Carmen stood in the room
with an outstretched one-arm stranglehold on an infected. What had
once been a nine-year-old girl dangled and kicked from her hand
like a snatched stray cat. As small as it was, the creature had no
chance to escape her. The thing could casually persist without
fresh oxygen, but Carmen’s grip that crushed its windpipe did
prevent it from uttering any feeding call to attract more of its
kind. Carmen gazed on Critias with pride over his accomplishment,
“I knew you had it in you,” then she whipped her arm to snap the
ghoul’s neck. Carmen put the limp body quietly to the
ground.

Critias checked his thermal
imager to give him some wall penetration and perhaps see other
ghouls before they detected him first. His quick glance about the
area revealed nothing but birds and rats. The room had once been
the office of some sort of paper-pusher. Rain and bird droppings
had laid the interior to waste.

She drew her teslaflux
pistol so that she could dial the projectile velocity down.
“Three-hundred-thirty meters-per-second should be silent,” she
said. “You go first and act as if you’re a zombie and I’ll follow
you to see if you can fool them at least from a
distance.”

Critias reset his pistol to
the same velocity so the rounds would not sonic boom. That sharp
crack would give them away if they shot any infected, which would
call in even more ghouls. He holstered his tuned sidearm, “Explain
to me what act like a zombie entails.”

She offered him her logic,
“According to Bob, the ghouls are using their human brains and
senses to find food. Just like every other creature, ghouls find
infected meat to be inedible. My whole body and your mechsuit are
not tasty to them, so the only thing that sets them off into
violence must be that they see that we’re not ghouls. The infected
never show fear and don’t have any interest in one another. If you
don’t talk, show fear, or move like a human, I think they’ll
believe you’re just another ghoul, at least until they get close
enough to see otherwise. If they don’t howl, no more ghouls will
come to investigate. It’s simple as that.”

He was skeptical but
willing to indulge her, “Where are we going?”

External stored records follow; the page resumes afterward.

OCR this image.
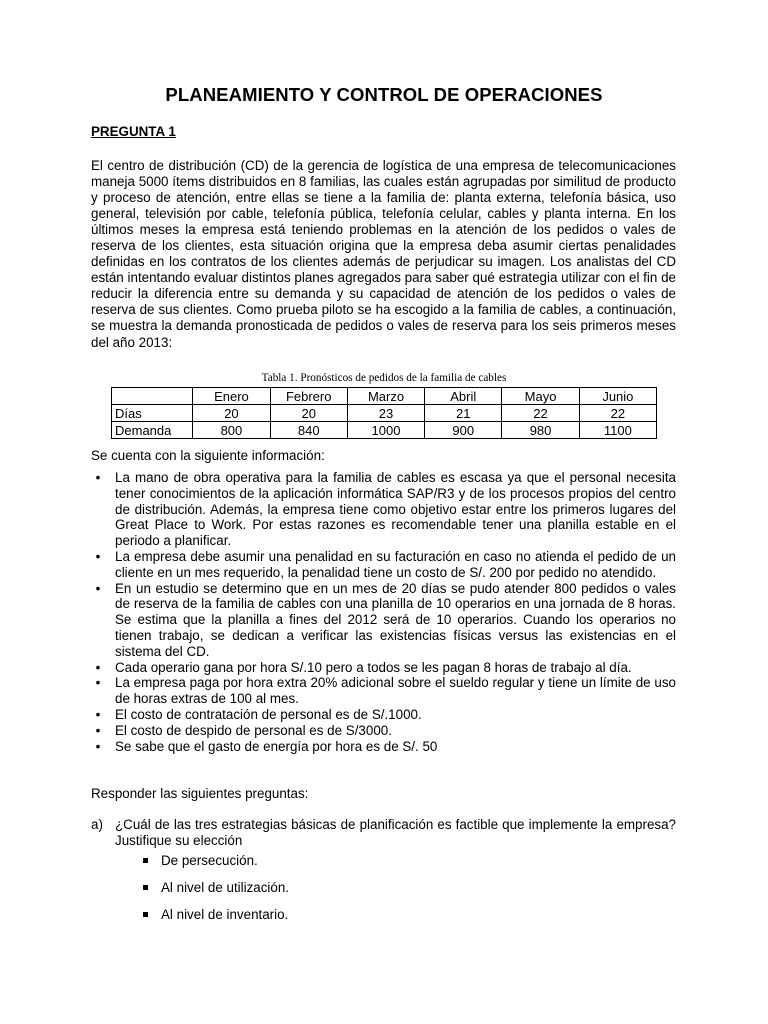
PLANEAMIENTO Y CONTROL DE OPERACIONES
PREGUNTA 1

El centro de distribución (CD) de la gerencia de logística de una empresa de telecomunicaciones maneja 5000 ítems distribuidos en 8 familias, las cuales están agrupadas por similitud de producto y proceso de atención, entre ellas se tiene a la familia de: planta externa, telefonía básica, uso general, televisión por cable, telefonía pública, telefonía celular, cables y planta interna. En los últimos meses la empresa está teniendo problemas en la atención de los pedidos o vales de reserva de los clientes, esta situación origina que la empresa deba asumir ciertas penalidades definidas en los contratos de los clientes además de perjudicar su imagen. Los analistas del CD están intentando evaluar distintos planes agregados para saber qué estrategia utilizar con el fin de reducir la diferencia entre su demanda y su capacidad de atención de los pedidos o vales de reserva de sus clientes. Como prueba piloto se ha escogido a la familia de cables, a continuación, se muestra la demanda pronosticada de pedidos o vales de reserva para los seis primeros meses del año 2013:

Tabla 1. Pronósticos de pedidos de la familia de cables
	Enero	Febrero	Marzo	Abril	Mayo	Junio
Días	20	20	23	21	22	22
Demanda	800	840	1000	900	980	1100
Se cuenta con la siguiente información:
•	La mano de obra operativa para la familia de cables es escasa ya que el personal necesita tener conocimientos de la aplicación informática SAP/R3 y de los procesos propios del centro de distribución. Además, la empresa tiene como objetivo estar entre los primeros lugares del Great Place to Work. Por estas razones es recomendable tener una planilla estable en el periodo a planificar.
•	La empresa debe asumir una penalidad en su facturación en caso no atienda el pedido de un cliente en un mes requerido, la penalidad tiene un costo de S/. 200 por pedido no atendido.
•	En un estudio se determino que en un mes de 20 días se pudo atender 800 pedidos o vales de reserva de la familia de cables con una planilla de 10 operarios en una jornada de 8 horas. Se estima que la planilla a fines del 2012 será de 10 operarios. Cuando los operarios no tienen trabajo, se dedican a verificar las existencias físicas versus las existencias en el sistema del CD.
•	Cada operario gana por hora S/.10 pero a todos se les pagan 8 horas de trabajo al día.
•	La empresa paga por hora extra 20% adicional sobre el sueldo regular y tiene un límite de uso de horas extras de 100 al mes.
•	El costo de contratación de personal es de S/.1000.
•	El costo de despido de personal es de S/3000.
•	Se sabe que el gasto de energía por hora es de S/. 50
Responder las siguientes preguntas:
a) ¿Cuál de las tres estrategias básicas de planificación es factible que implemente la empresa? Justifique su elección
De persecución.
Al nivel de utilización.
Al nivel de inventario.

She grinned having fun, “We
can go down and search for something to take, or we can go up a
couple floors so we will be high enough to jump back.”

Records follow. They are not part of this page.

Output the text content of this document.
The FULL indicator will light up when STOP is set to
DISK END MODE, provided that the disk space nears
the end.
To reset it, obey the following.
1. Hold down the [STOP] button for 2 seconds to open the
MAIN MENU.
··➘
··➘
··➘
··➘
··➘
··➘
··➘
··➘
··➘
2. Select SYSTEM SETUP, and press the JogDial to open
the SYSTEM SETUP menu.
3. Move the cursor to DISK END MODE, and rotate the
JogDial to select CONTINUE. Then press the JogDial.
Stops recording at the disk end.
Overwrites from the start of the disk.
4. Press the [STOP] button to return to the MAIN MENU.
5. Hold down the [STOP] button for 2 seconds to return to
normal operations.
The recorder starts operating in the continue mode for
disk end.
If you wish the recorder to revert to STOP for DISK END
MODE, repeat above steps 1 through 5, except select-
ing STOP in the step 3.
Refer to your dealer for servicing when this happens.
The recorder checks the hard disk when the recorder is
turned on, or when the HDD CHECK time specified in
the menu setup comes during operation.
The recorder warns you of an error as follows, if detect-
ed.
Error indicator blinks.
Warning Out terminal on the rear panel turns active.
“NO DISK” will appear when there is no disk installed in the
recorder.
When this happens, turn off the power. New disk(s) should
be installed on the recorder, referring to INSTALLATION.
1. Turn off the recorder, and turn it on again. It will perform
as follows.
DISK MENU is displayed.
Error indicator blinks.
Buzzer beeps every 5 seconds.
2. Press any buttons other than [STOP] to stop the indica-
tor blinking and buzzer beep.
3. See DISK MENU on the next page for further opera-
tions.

He asked non-rhetorically,
“You have any idea how many infected are prowling around in this
building?”

Carmen estimated, “Some are
creeping around here and there, chasing rats and birds, stealing
eggs from nests, things like that, not enough food for many of
them. On the other hand, if we go to the basement, we might get
lucky and find a nest with a watcher.”

He rolled his eyes at that,
“We’re not going to the basement with two pistols.” Critias did his
best shamble as he left the office to explore a bit. The kinetic
processor translated a ghoulish movement to his suit; such that
combined with the paintjob, he felt confident enough to test her
conjecture on passing himself off as one of them.

The reception area beyond
that room had open doors that led to similar offices. Carmen went
to a punctured fire extinguisher that still hung on the wall.
“Helicopter gunship,” she whispered after she examined the
bullet-hole that went clean through the pressure tank and then the
wall behind it.

The not too distant sound
of what seemed like a door that banged into a wall alerted them to
danger. Having guessed the source, Carmen pointed out to the main
hallway and then to the right. Critias lumbered out into the hall
then looked that way. At the far end of the hall, he saw a runner
ghoul on all fours that was just outside an open metal fire door
that probably led into a stairwell.

The creature ignored him as
it sniffed at the ground even after having glanced in his
direction. The first rays of dawn were on the rise outside, which
produced just enough ambient light in the dim hallway for them to
be able to see one another. Carmen and Critias had thumped hard on
the floor when they landed from their jumps. That noise had lured
the predator to come up to identify the source of the noise; no
doubt, it had hoped to find something edible.